In her many decades, Mom was a world-class mother, a social worker for a while; then she worked in a city office of services for the elderly, and she finished her working life, after getting a Masters degree, solving traffic problems in New York City. She was an environmentalist, a dancer, a spontaneous and intuitive person (the perfect complement to my father). In her retirement, she went from being an amateur photographer to an award-winning one whose work was displayed in many exhibits.

There are much more eloquent thoughts about my mother
here in this memorial site than what I can write now. But seeing those last years of my mother's life—even though it wasn't that painful, and certainly not dreadful, neither was it particularly joyful.

With Mom gone, now my brothers and I are on the front line facing mortality.

I talked about my mother's last years with Kasim. He said, "In our customs, the youngest son would take care of the elderly parents. But before, there were always at least three, maybe four or five people in the family, and spouses, so there was always someone to look after them. Now, it's sad, that there's no one and the biggest problem is that parents are alone here, the children are abroad. They are in America, in Europe, or somewhere else, and they can't just leave, and you can't bring the parents there. And everyone has to work, the man, the wife, kids in school."

The problems of taking care of the elders in their last years in Bosnia are similar to those that we have. We're trapped in the way that we compartmentalize the generations; obviously elder people would be able to edge towards the end of life so much more comfortably and pleasantly if they were able to have their loved ones around them, the way it used to be.

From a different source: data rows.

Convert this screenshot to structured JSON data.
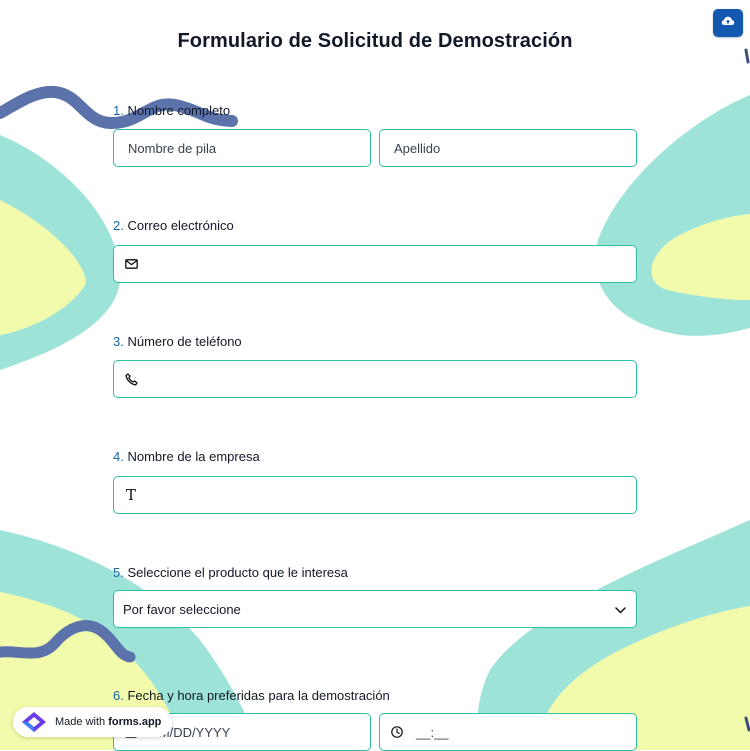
{
  "form": {
    "title": "Formulario de Solicitud de Demostración",
    "questions": [
      {
        "num": "1.",
        "label": "Nombre completo",
        "first_placeholder": "Nombre de pila",
        "last_placeholder": "Apellido"
      },
      {
        "num": "2.",
        "label": "Correo electrónico",
        "icon": "mail-icon"
      },
      {
        "num": "3.",
        "label": "Número de teléfono",
        "icon": "phone-icon"
      },
      {
        "num": "4.",
        "label": "Nombre de la empresa",
        "icon": "text-t-icon",
        "icon_glyph": "T"
      },
      {
        "num": "5.",
        "label": "Seleccione el producto que le interesa",
        "selected": "Por favor seleccione"
      },
      {
        "num": "6.",
        "label": "Fecha y hora preferidas para la demostración",
        "date_placeholder": "MM/DD/YYYY",
        "time_placeholder": "__:__"
      }
    ]
  },
  "toolbar": {
    "save_icon": "cloud-upload-icon"
  },
  "badge": {
    "prefix": "Made with ",
    "brand": "forms.app"
  },
  "colors": {
    "accent_border": "#2ebfa5",
    "number": "#1a66a8",
    "save_button": "#1558b0",
    "teal_shape": "#9ee3d8",
    "yellow_shape": "#f2fbab",
    "squiggle": "#5b73aa"
  }
}
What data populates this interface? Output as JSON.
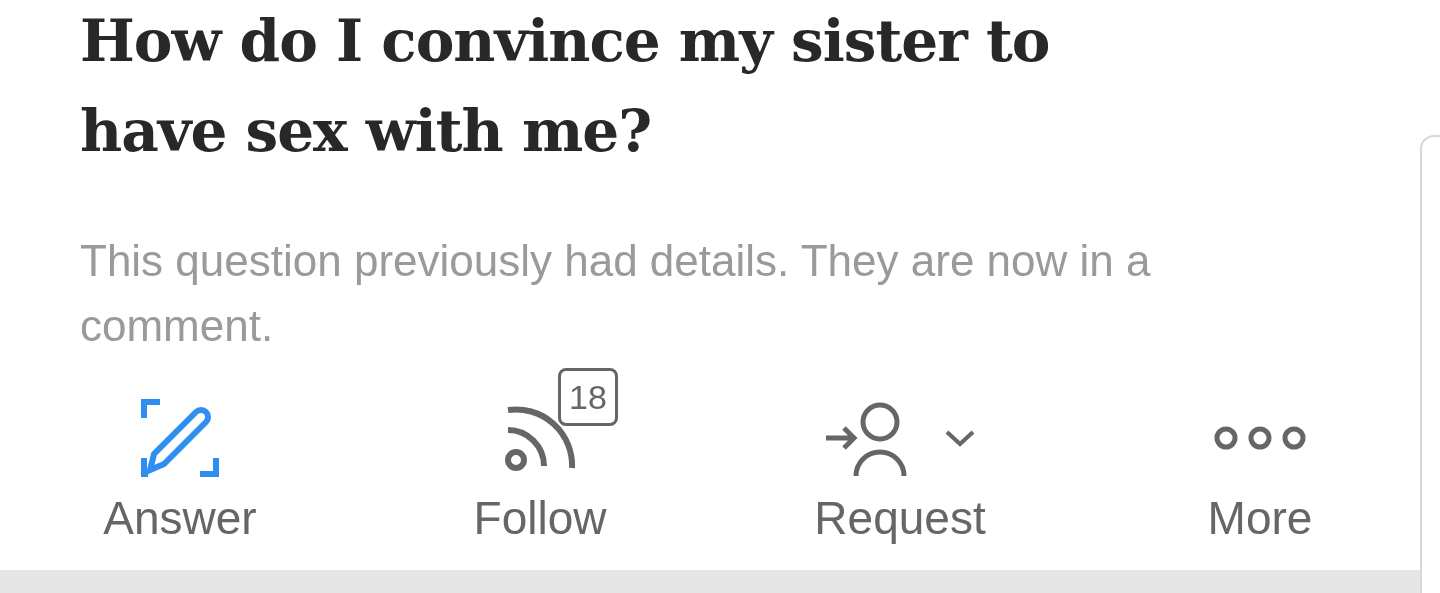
{
  "question": {
    "title": "How do I convince my sister to have sex with me?",
    "details": "This question previously had details. They are now in a comment."
  },
  "actions": [
    {
      "kind": "answer",
      "label": "Answer",
      "highlighted": true
    },
    {
      "kind": "follow",
      "label": "Follow",
      "badge": "18",
      "highlighted": false
    },
    {
      "kind": "request",
      "label": "Request",
      "highlighted": false
    },
    {
      "kind": "more",
      "label": "More",
      "highlighted": false
    }
  ]
}
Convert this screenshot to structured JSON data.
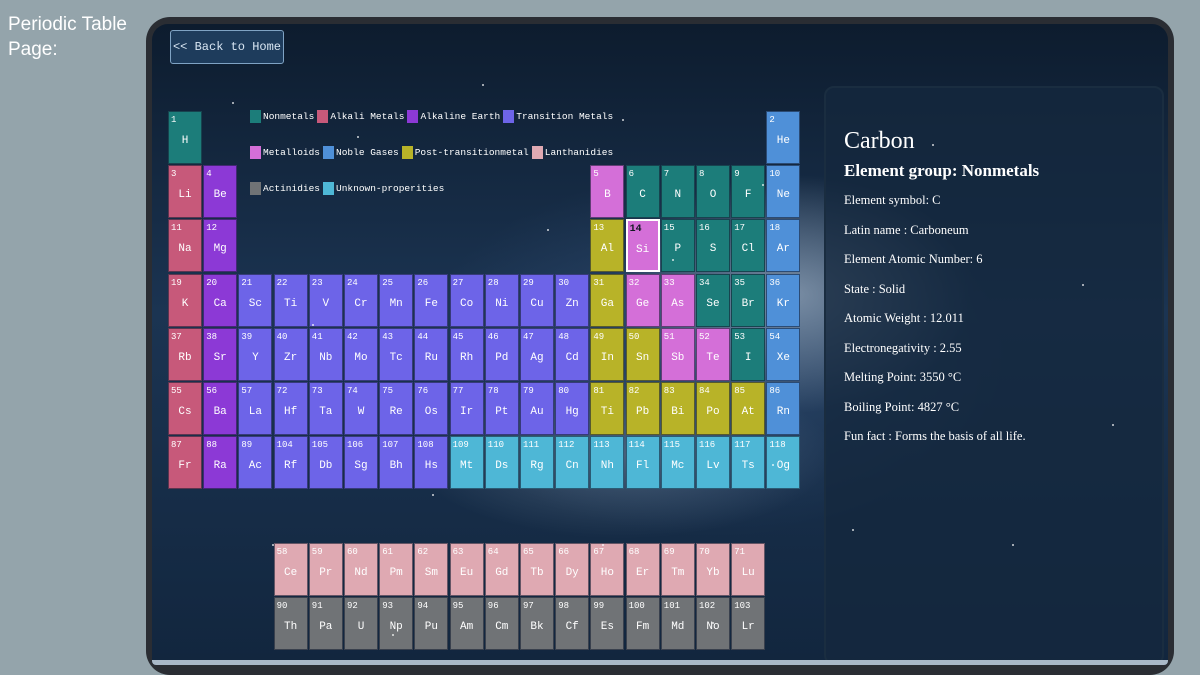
{
  "page_label": "Periodic Table Page:",
  "back_button": "<< Back to Home",
  "legend_rows": [
    [
      {
        "label": "Nonmetals",
        "color": "#1c7d7a"
      },
      {
        "label": "Alkali Metals",
        "color": "#c7597a"
      },
      {
        "label": "Alkaline Earth",
        "color": "#8c39d6"
      },
      {
        "label": "Transition Metals",
        "color": "#6d64e8"
      }
    ],
    [
      {
        "label": "Metalloids",
        "color": "#d46fd8"
      },
      {
        "label": "Noble Gases",
        "color": "#4f90d8"
      },
      {
        "label": "Post-transitionmetal",
        "color": "#b8b328"
      },
      {
        "label": "Lanthanidies",
        "color": "#dfa9b2"
      }
    ],
    [
      {
        "label": "Actinidies",
        "color": "#707376"
      },
      {
        "label": "Unknown-properities",
        "color": "#4eb7d6"
      }
    ]
  ],
  "category_colors": {
    "nm": "#1c7d7a",
    "al": "#c7597a",
    "ae": "#8c39d6",
    "tm": "#6d64e8",
    "md": "#d46fd8",
    "ng": "#4f90d8",
    "pt": "#b8b328",
    "la": "#dfa9b2",
    "ac": "#707376",
    "uk": "#4eb7d6"
  },
  "elements": [
    {
      "n": 1,
      "s": "H",
      "r": 1,
      "c": 1,
      "cat": "nm"
    },
    {
      "n": 2,
      "s": "He",
      "r": 1,
      "c": 18,
      "cat": "ng"
    },
    {
      "n": 3,
      "s": "Li",
      "r": 2,
      "c": 1,
      "cat": "al"
    },
    {
      "n": 4,
      "s": "Be",
      "r": 2,
      "c": 2,
      "cat": "ae"
    },
    {
      "n": 5,
      "s": "B",
      "r": 2,
      "c": 13,
      "cat": "md"
    },
    {
      "n": 6,
      "s": "C",
      "r": 2,
      "c": 14,
      "cat": "nm"
    },
    {
      "n": 7,
      "s": "N",
      "r": 2,
      "c": 15,
      "cat": "nm"
    },
    {
      "n": 8,
      "s": "O",
      "r": 2,
      "c": 16,
      "cat": "nm"
    },
    {
      "n": 9,
      "s": "F",
      "r": 2,
      "c": 17,
      "cat": "nm"
    },
    {
      "n": 10,
      "s": "Ne",
      "r": 2,
      "c": 18,
      "cat": "ng"
    },
    {
      "n": 11,
      "s": "Na",
      "r": 3,
      "c": 1,
      "cat": "al"
    },
    {
      "n": 12,
      "s": "Mg",
      "r": 3,
      "c": 2,
      "cat": "ae"
    },
    {
      "n": 13,
      "s": "Al",
      "r": 3,
      "c": 13,
      "cat": "pt"
    },
    {
      "n": 14,
      "s": "Si",
      "r": 3,
      "c": 14,
      "cat": "md",
      "selected": true
    },
    {
      "n": 15,
      "s": "P",
      "r": 3,
      "c": 15,
      "cat": "nm"
    },
    {
      "n": 16,
      "s": "S",
      "r": 3,
      "c": 16,
      "cat": "nm"
    },
    {
      "n": 17,
      "s": "Cl",
      "r": 3,
      "c": 17,
      "cat": "nm"
    },
    {
      "n": 18,
      "s": "Ar",
      "r": 3,
      "c": 18,
      "cat": "ng"
    },
    {
      "n": 19,
      "s": "K",
      "r": 4,
      "c": 1,
      "cat": "al"
    },
    {
      "n": 20,
      "s": "Ca",
      "r": 4,
      "c": 2,
      "cat": "ae"
    },
    {
      "n": 21,
      "s": "Sc",
      "r": 4,
      "c": 3,
      "cat": "tm"
    },
    {
      "n": 22,
      "s": "Ti",
      "r": 4,
      "c": 4,
      "cat": "tm"
    },
    {
      "n": 23,
      "s": "V",
      "r": 4,
      "c": 5,
      "cat": "tm"
    },
    {
      "n": 24,
      "s": "Cr",
      "r": 4,
      "c": 6,
      "cat": "tm"
    },
    {
      "n": 25,
      "s": "Mn",
      "r": 4,
      "c": 7,
      "cat": "tm"
    },
    {
      "n": 26,
      "s": "Fe",
      "r": 4,
      "c": 8,
      "cat": "tm"
    },
    {
      "n": 27,
      "s": "Co",
      "r": 4,
      "c": 9,
      "cat": "tm"
    },
    {
      "n": 28,
      "s": "Ni",
      "r": 4,
      "c": 10,
      "cat": "tm"
    },
    {
      "n": 29,
      "s": "Cu",
      "r": 4,
      "c": 11,
      "cat": "tm"
    },
    {
      "n": 30,
      "s": "Zn",
      "r": 4,
      "c": 12,
      "cat": "tm"
    },
    {
      "n": 31,
      "s": "Ga",
      "r": 4,
      "c": 13,
      "cat": "pt"
    },
    {
      "n": 32,
      "s": "Ge",
      "r": 4,
      "c": 14,
      "cat": "md"
    },
    {
      "n": 33,
      "s": "As",
      "r": 4,
      "c": 15,
      "cat": "md"
    },
    {
      "n": 34,
      "s": "Se",
      "r": 4,
      "c": 16,
      "cat": "nm"
    },
    {
      "n": 35,
      "s": "Br",
      "r": 4,
      "c": 17,
      "cat": "nm"
    },
    {
      "n": 36,
      "s": "Kr",
      "r": 4,
      "c": 18,
      "cat": "ng"
    },
    {
      "n": 37,
      "s": "Rb",
      "r": 5,
      "c": 1,
      "cat": "al"
    },
    {
      "n": 38,
      "s": "Sr",
      "r": 5,
      "c": 2,
      "cat": "ae"
    },
    {
      "n": 39,
      "s": "Y",
      "r": 5,
      "c": 3,
      "cat": "tm"
    },
    {
      "n": 40,
      "s": "Zr",
      "r": 5,
      "c": 4,
      "cat": "tm"
    },
    {
      "n": 41,
      "s": "Nb",
      "r": 5,
      "c": 5,
      "cat": "tm"
    },
    {
      "n": 42,
      "s": "Mo",
      "r": 5,
      "c": 6,
      "cat": "tm"
    },
    {
      "n": 43,
      "s": "Tc",
      "r": 5,
      "c": 7,
      "cat": "tm"
    },
    {
      "n": 44,
      "s": "Ru",
      "r": 5,
      "c": 8,
      "cat": "tm"
    },
    {
      "n": 45,
      "s": "Rh",
      "r": 5,
      "c": 9,
      "cat": "tm"
    },
    {
      "n": 46,
      "s": "Pd",
      "r": 5,
      "c": 10,
      "cat": "tm"
    },
    {
      "n": 47,
      "s": "Ag",
      "r": 5,
      "c": 11,
      "cat": "tm"
    },
    {
      "n": 48,
      "s": "Cd",
      "r": 5,
      "c": 12,
      "cat": "tm"
    },
    {
      "n": 49,
      "s": "In",
      "r": 5,
      "c": 13,
      "cat": "pt"
    },
    {
      "n": 50,
      "s": "Sn",
      "r": 5,
      "c": 14,
      "cat": "pt"
    },
    {
      "n": 51,
      "s": "Sb",
      "r": 5,
      "c": 15,
      "cat": "md"
    },
    {
      "n": 52,
      "s": "Te",
      "r": 5,
      "c": 16,
      "cat": "md"
    },
    {
      "n": 53,
      "s": "I",
      "r": 5,
      "c": 17,
      "cat": "nm"
    },
    {
      "n": 54,
      "s": "Xe",
      "r": 5,
      "c": 18,
      "cat": "ng"
    },
    {
      "n": 55,
      "s": "Cs",
      "r": 6,
      "c": 1,
      "cat": "al"
    },
    {
      "n": 56,
      "s": "Ba",
      "r": 6,
      "c": 2,
      "cat": "ae"
    },
    {
      "n": 57,
      "s": "La",
      "r": 6,
      "c": 3,
      "cat": "tm"
    },
    {
      "n": 72,
      "s": "Hf",
      "r": 6,
      "c": 4,
      "cat": "tm"
    },
    {
      "n": 73,
      "s": "Ta",
      "r": 6,
      "c": 5,
      "cat": "tm"
    },
    {
      "n": 74,
      "s": "W",
      "r": 6,
      "c": 6,
      "cat": "tm"
    },
    {
      "n": 75,
      "s": "Re",
      "r": 6,
      "c": 7,
      "cat": "tm"
    },
    {
      "n": 76,
      "s": "Os",
      "r": 6,
      "c": 8,
      "cat": "tm"
    },
    {
      "n": 77,
      "s": "Ir",
      "r": 6,
      "c": 9,
      "cat": "tm"
    },
    {
      "n": 78,
      "s": "Pt",
      "r": 6,
      "c": 10,
      "cat": "tm"
    },
    {
      "n": 79,
      "s": "Au",
      "r": 6,
      "c": 11,
      "cat": "tm"
    },
    {
      "n": 80,
      "s": "Hg",
      "r": 6,
      "c": 12,
      "cat": "tm"
    },
    {
      "n": 81,
      "s": "Ti",
      "r": 6,
      "c": 13,
      "cat": "pt"
    },
    {
      "n": 82,
      "s": "Pb",
      "r": 6,
      "c": 14,
      "cat": "pt"
    },
    {
      "n": 83,
      "s": "Bi",
      "r": 6,
      "c": 15,
      "cat": "pt"
    },
    {
      "n": 84,
      "s": "Po",
      "r": 6,
      "c": 16,
      "cat": "pt"
    },
    {
      "n": 85,
      "s": "At",
      "r": 6,
      "c": 17,
      "cat": "pt"
    },
    {
      "n": 86,
      "s": "Rn",
      "r": 6,
      "c": 18,
      "cat": "ng"
    },
    {
      "n": 87,
      "s": "Fr",
      "r": 7,
      "c": 1,
      "cat": "al"
    },
    {
      "n": 88,
      "s": "Ra",
      "r": 7,
      "c": 2,
      "cat": "ae"
    },
    {
      "n": 89,
      "s": "Ac",
      "r": 7,
      "c": 3,
      "cat": "tm"
    },
    {
      "n": 104,
      "s": "Rf",
      "r": 7,
      "c": 4,
      "cat": "tm"
    },
    {
      "n": 105,
      "s": "Db",
      "r": 7,
      "c": 5,
      "cat": "tm"
    },
    {
      "n": 106,
      "s": "Sg",
      "r": 7,
      "c": 6,
      "cat": "tm"
    },
    {
      "n": 107,
      "s": "Bh",
      "r": 7,
      "c": 7,
      "cat": "tm"
    },
    {
      "n": 108,
      "s": "Hs",
      "r": 7,
      "c": 8,
      "cat": "tm"
    },
    {
      "n": 109,
      "s": "Mt",
      "r": 7,
      "c": 9,
      "cat": "uk"
    },
    {
      "n": 110,
      "s": "Ds",
      "r": 7,
      "c": 10,
      "cat": "uk"
    },
    {
      "n": 111,
      "s": "Rg",
      "r": 7,
      "c": 11,
      "cat": "uk"
    },
    {
      "n": 112,
      "s": "Cn",
      "r": 7,
      "c": 12,
      "cat": "uk"
    },
    {
      "n": 113,
      "s": "Nh",
      "r": 7,
      "c": 13,
      "cat": "uk"
    },
    {
      "n": 114,
      "s": "Fl",
      "r": 7,
      "c": 14,
      "cat": "uk"
    },
    {
      "n": 115,
      "s": "Mc",
      "r": 7,
      "c": 15,
      "cat": "uk"
    },
    {
      "n": 116,
      "s": "Lv",
      "r": 7,
      "c": 16,
      "cat": "uk"
    },
    {
      "n": 117,
      "s": "Ts",
      "r": 7,
      "c": 17,
      "cat": "uk"
    },
    {
      "n": 118,
      "s": "Og",
      "r": 7,
      "c": 18,
      "cat": "uk"
    },
    {
      "n": 58,
      "s": "Ce",
      "r": 9,
      "c": 4,
      "cat": "la"
    },
    {
      "n": 59,
      "s": "Pr",
      "r": 9,
      "c": 5,
      "cat": "la"
    },
    {
      "n": 60,
      "s": "Nd",
      "r": 9,
      "c": 6,
      "cat": "la"
    },
    {
      "n": 61,
      "s": "Pm",
      "r": 9,
      "c": 7,
      "cat": "la"
    },
    {
      "n": 62,
      "s": "Sm",
      "r": 9,
      "c": 8,
      "cat": "la"
    },
    {
      "n": 63,
      "s": "Eu",
      "r": 9,
      "c": 9,
      "cat": "la"
    },
    {
      "n": 64,
      "s": "Gd",
      "r": 9,
      "c": 10,
      "cat": "la"
    },
    {
      "n": 65,
      "s": "Tb",
      "r": 9,
      "c": 11,
      "cat": "la"
    },
    {
      "n": 66,
      "s": "Dy",
      "r": 9,
      "c": 12,
      "cat": "la"
    },
    {
      "n": 67,
      "s": "Ho",
      "r": 9,
      "c": 13,
      "cat": "la"
    },
    {
      "n": 68,
      "s": "Er",
      "r": 9,
      "c": 14,
      "cat": "la"
    },
    {
      "n": 69,
      "s": "Tm",
      "r": 9,
      "c": 15,
      "cat": "la"
    },
    {
      "n": 70,
      "s": "Yb",
      "r": 9,
      "c": 16,
      "cat": "la"
    },
    {
      "n": 71,
      "s": "Lu",
      "r": 9,
      "c": 17,
      "cat": "la"
    },
    {
      "n": 90,
      "s": "Th",
      "r": 10,
      "c": 4,
      "cat": "ac"
    },
    {
      "n": 91,
      "s": "Pa",
      "r": 10,
      "c": 5,
      "cat": "ac"
    },
    {
      "n": 92,
      "s": "U",
      "r": 10,
      "c": 6,
      "cat": "ac"
    },
    {
      "n": 93,
      "s": "Np",
      "r": 10,
      "c": 7,
      "cat": "ac"
    },
    {
      "n": 94,
      "s": "Pu",
      "r": 10,
      "c": 8,
      "cat": "ac"
    },
    {
      "n": 95,
      "s": "Am",
      "r": 10,
      "c": 9,
      "cat": "ac"
    },
    {
      "n": 96,
      "s": "Cm",
      "r": 10,
      "c": 10,
      "cat": "ac"
    },
    {
      "n": 97,
      "s": "Bk",
      "r": 10,
      "c": 11,
      "cat": "ac"
    },
    {
      "n": 98,
      "s": "Cf",
      "r": 10,
      "c": 12,
      "cat": "ac"
    },
    {
      "n": 99,
      "s": "Es",
      "r": 10,
      "c": 13,
      "cat": "ac"
    },
    {
      "n": 100,
      "s": "Fm",
      "r": 10,
      "c": 14,
      "cat": "ac"
    },
    {
      "n": 101,
      "s": "Md",
      "r": 10,
      "c": 15,
      "cat": "ac"
    },
    {
      "n": 102,
      "s": "No",
      "r": 10,
      "c": 16,
      "cat": "ac"
    },
    {
      "n": 103,
      "s": "Lr",
      "r": 10,
      "c": 17,
      "cat": "ac"
    }
  ],
  "info": {
    "name": "Carbon",
    "group": "Element group: Nonmetals",
    "lines": [
      "Element symbol: C",
      "Latin name : Carboneum",
      "Element Atomic Number: 6",
      "State : Solid",
      "Atomic Weight : 12.011",
      "Electronegativity : 2.55",
      "Melting Point: 3550 °C",
      "Boiling Point: 4827 °C",
      "Fun fact : Forms the basis of all life."
    ]
  }
}
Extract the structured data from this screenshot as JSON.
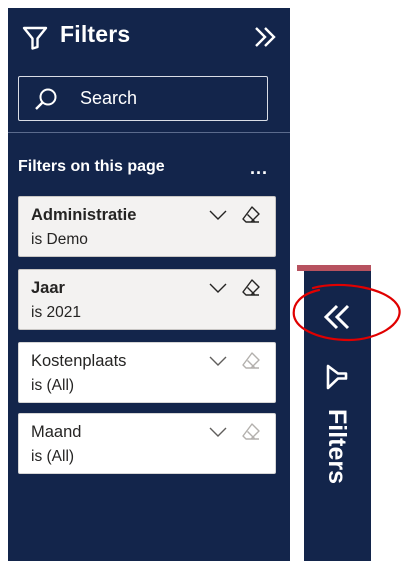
{
  "pane": {
    "title": "Filters",
    "search_placeholder": "Search",
    "section_title": "Filters on this page",
    "more_label": "...",
    "cards": [
      {
        "name": "Administratie",
        "value": "is Demo",
        "applied": true
      },
      {
        "name": "Jaar",
        "value": "is 2021",
        "applied": true
      },
      {
        "name": "Kostenplaats",
        "value": "is (All)",
        "applied": false
      },
      {
        "name": "Maand",
        "value": "is (All)",
        "applied": false
      }
    ]
  },
  "collapsed_tab": {
    "title": "Filters"
  },
  "colors": {
    "pane_background": "#13254b",
    "applied_card": "#f3f2f1",
    "tab_accent": "#b7525f",
    "annotation": "#e00000"
  },
  "icons": [
    "filter-icon",
    "collapse-chevrons-icon",
    "search-icon",
    "more-options-icon",
    "chevron-down-icon",
    "eraser-icon",
    "expand-chevrons-icon"
  ]
}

My mother died the day before my father's birthday. Nermina, in Banja Luka, said, that "the death is the birthday of the soul." She also said, "The relationship is still there; it has just changed in waves. It is no longer physical."

I know the relationship is still there. I am still carrying the feelings of my father's death 35 years earlier, and just beginning to process how I feel about the loss of my mother. I told a friend, who happens to be a therapist, "I don't have any fancy words for how I feel. It's just sad."